Source: Amanda Peterka, E&E reporter • Posted: Friday, December 21, 2012

A proposal to set a nearly 10 percent tariff on U.S. ethanol imports is making its way through the European Commission.

Yesterday, the commission’s Antidumping Advisory Committee endorsed the 9.6 percent duty, which was proposed earlier this month as part of an ongoing investigation into accusations that the U.S. ethanol industry was dumping its product into the European market. The tariff still needs to be approved by the commission as a whole.

U.S. ethanol trade groups, which dispute the dumping claims, said yesterday’s approval was only a “step in an ongoing process” and that the “matter is not final.”

“While we are troubled by the Commission’s preliminary decision, we remain convinced that this matter lacks the merit necessary for imposing such a duty,” the Renewable Fuels Association and Growth Energy said in a joint statement, “and that, when all the facts are considered, the European Union will rightly decide not to impose any antidumping duties on imports of ethanol produced in the United States.”

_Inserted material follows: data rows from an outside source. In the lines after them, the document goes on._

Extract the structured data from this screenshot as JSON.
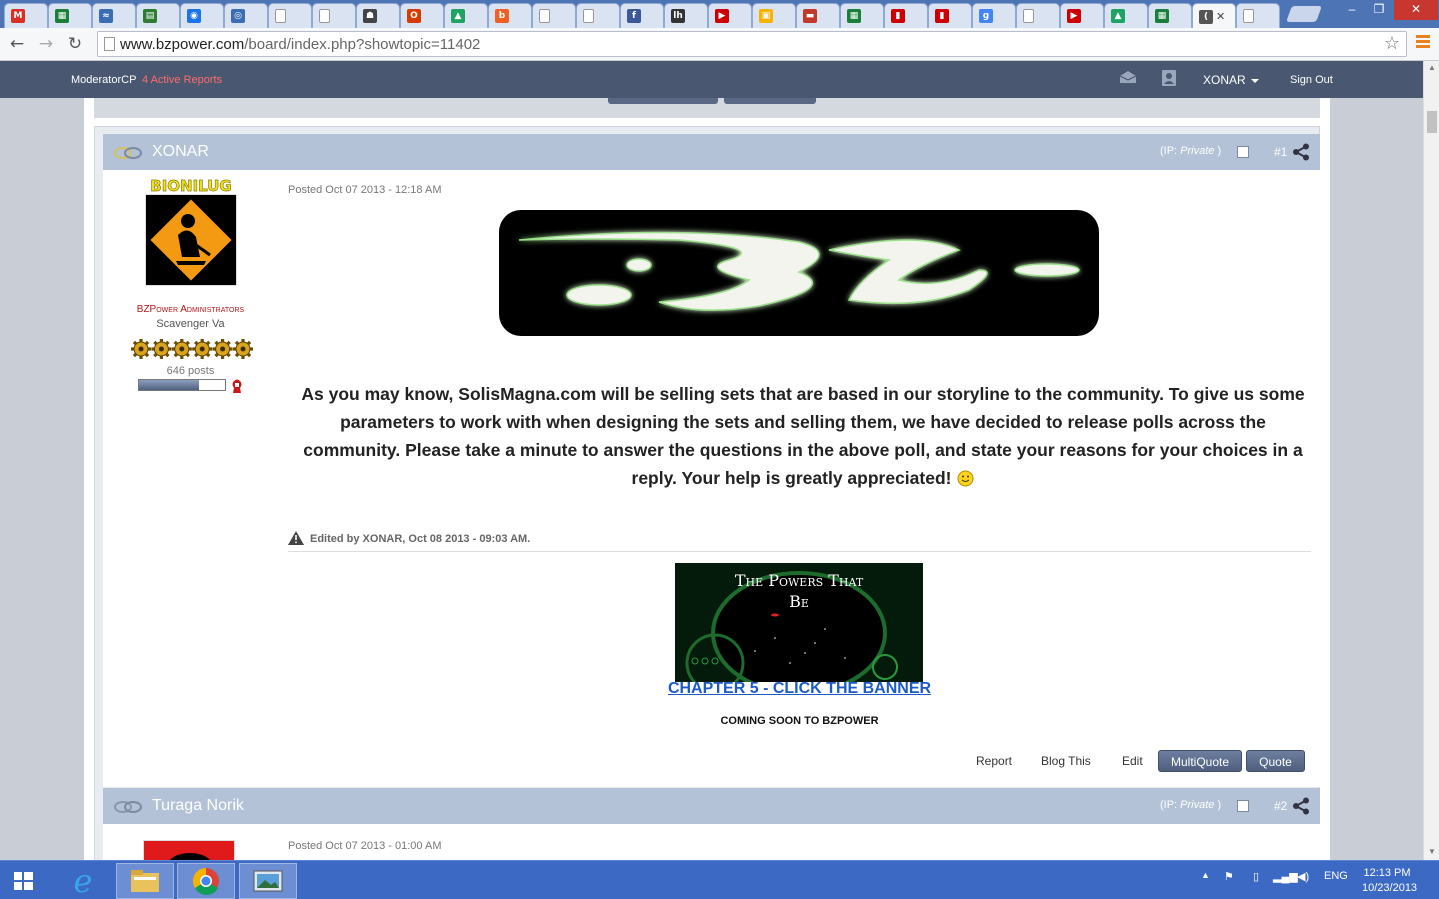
{
  "browser": {
    "tabs": [
      {
        "icon": "gmail-icon",
        "glyph": "M",
        "color": "#d93025"
      },
      {
        "icon": "sheets-icon",
        "glyph": "▦",
        "color": "#188038"
      },
      {
        "icon": "wave-icon",
        "glyph": "≈",
        "color": "#3b6db3"
      },
      {
        "icon": "slides-icon",
        "glyph": "▤",
        "color": "#2e7d32"
      },
      {
        "icon": "chrome-circle-icon",
        "glyph": "◉",
        "color": "#1a73e8"
      },
      {
        "icon": "target-icon",
        "glyph": "◎",
        "color": "#3b6db3"
      },
      {
        "icon": "blank-page-icon",
        "glyph": "",
        "color": "#ffffff"
      },
      {
        "icon": "blank-page-icon",
        "glyph": "",
        "color": "#ffffff"
      },
      {
        "icon": "robot-icon",
        "glyph": "☗",
        "color": "#444444"
      },
      {
        "icon": "office-icon",
        "glyph": "O",
        "color": "#d83b01"
      },
      {
        "icon": "drive-icon",
        "glyph": "▲",
        "color": "#1da462"
      },
      {
        "icon": "bitly-icon",
        "glyph": "b",
        "color": "#ee6123",
        "text": "bitly"
      },
      {
        "icon": "blank-page-icon",
        "glyph": "",
        "color": "#ffffff"
      },
      {
        "icon": "blank-page-icon",
        "glyph": "",
        "color": "#ffffff"
      },
      {
        "icon": "facebook-icon",
        "glyph": "f",
        "color": "#3b5998"
      },
      {
        "icon": "lh-icon",
        "glyph": "lh",
        "color": "#333333"
      },
      {
        "icon": "youtube-icon",
        "glyph": "▶",
        "color": "#cc0000"
      },
      {
        "icon": "chat-icon",
        "glyph": "▣",
        "color": "#f4b400"
      },
      {
        "icon": "flag-icon",
        "glyph": "▬",
        "color": "#c0392b"
      },
      {
        "icon": "sheets-icon",
        "glyph": "▦",
        "color": "#188038"
      },
      {
        "icon": "battery-icon",
        "glyph": "▮",
        "color": "#cc0000"
      },
      {
        "icon": "battery-icon",
        "glyph": "▮",
        "color": "#cc0000"
      },
      {
        "icon": "google-icon",
        "glyph": "g",
        "color": "#4285f4"
      },
      {
        "icon": "blank-page-icon",
        "glyph": "",
        "color": "#ffffff"
      },
      {
        "icon": "youtube-icon",
        "glyph": "▶",
        "color": "#cc0000"
      },
      {
        "icon": "drive-icon",
        "glyph": "▲",
        "color": "#1da462"
      },
      {
        "icon": "sheets-icon",
        "glyph": "▦",
        "color": "#188038"
      },
      {
        "icon": "loading-icon",
        "glyph": "(",
        "color": "#555555",
        "active": true
      },
      {
        "icon": "blank-page-icon",
        "glyph": "",
        "color": "#ffffff"
      }
    ],
    "url_host": "www.bzpower.com",
    "url_path": "/board/index.php?showtopic=11402",
    "window_controls": {
      "minimize": "–",
      "restore": "❐",
      "close": "✕"
    }
  },
  "modbar": {
    "moderator_label": "ModeratorCP",
    "active_reports": "4 Active Reports",
    "username": "XONAR",
    "sign_out": "Sign Out"
  },
  "post1": {
    "author": "XONAR",
    "ip_prefix": "(IP: ",
    "ip_value": "Private",
    "ip_suffix": " )",
    "number": "#1",
    "user_title_image_text": "BIONILUG",
    "group": "BZPower Administrators",
    "rank": "Scavenger Va",
    "post_count": "646 posts",
    "reputation_fraction": 0.7,
    "gear_count": 6,
    "posted": "Posted Oct 07 2013 - 12:18 AM",
    "text": "As you may know, SolisMagna.com will be selling sets that are based in our storyline to the community. To give us some parameters to work with when designing the sets and selling them, we have decided to release polls across the community. Please take a minute to answer the questions in the above poll, and state your reasons for your choices in a reply. Your help is greatly appreciated!",
    "edited": "Edited by XONAR, Oct 08 2013 - 09:03 AM.",
    "signature_banner_title": "The Powers That Be",
    "signature_link": "CHAPTER 5 - CLICK THE BANNER",
    "signature_note": "COMING SOON TO BZPOWER",
    "actions": {
      "report": "Report",
      "blog": "Blog This",
      "edit": "Edit",
      "multiquote": "MultiQuote",
      "quote": "Quote"
    }
  },
  "post2": {
    "author": "Turaga Norik",
    "ip_prefix": "(IP: ",
    "ip_value": "Private",
    "ip_suffix": " )",
    "number": "#2",
    "posted": "Posted Oct 07 2013 - 01:00 AM"
  },
  "taskbar": {
    "apps": [
      "start-icon",
      "internet-explorer-icon",
      "file-explorer-icon",
      "chrome-icon",
      "photo-viewer-icon"
    ],
    "language": "ENG",
    "time": "12:13 PM",
    "date": "10/23/2013"
  },
  "colors": {
    "header_bar": "#4a5770",
    "post_header": "#b3c2d6",
    "link_blue": "#1c5bc7",
    "reports_red": "#ff6b6b",
    "taskbar": "#3c69c4"
  }
}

The commission last year began the investigation after a petition from the major European ethanol trade group, the European Renewable Energy Association, or ePURE. The group asked the commission to probe both U.S. biofuel tax incentives and whether U.S. producers were flooding the European market (Greenwire, Dec. 7).

U.S. fuel ethanol exports to E.U. member states rose from about 30 million gallons in 2010 to about 70 million gallons in 2011, according to data from the U.S. Energy Information Administration. During that time, though, Brazil greatly decreased its ethanol exports to the European Union because of a poor sugar harvest.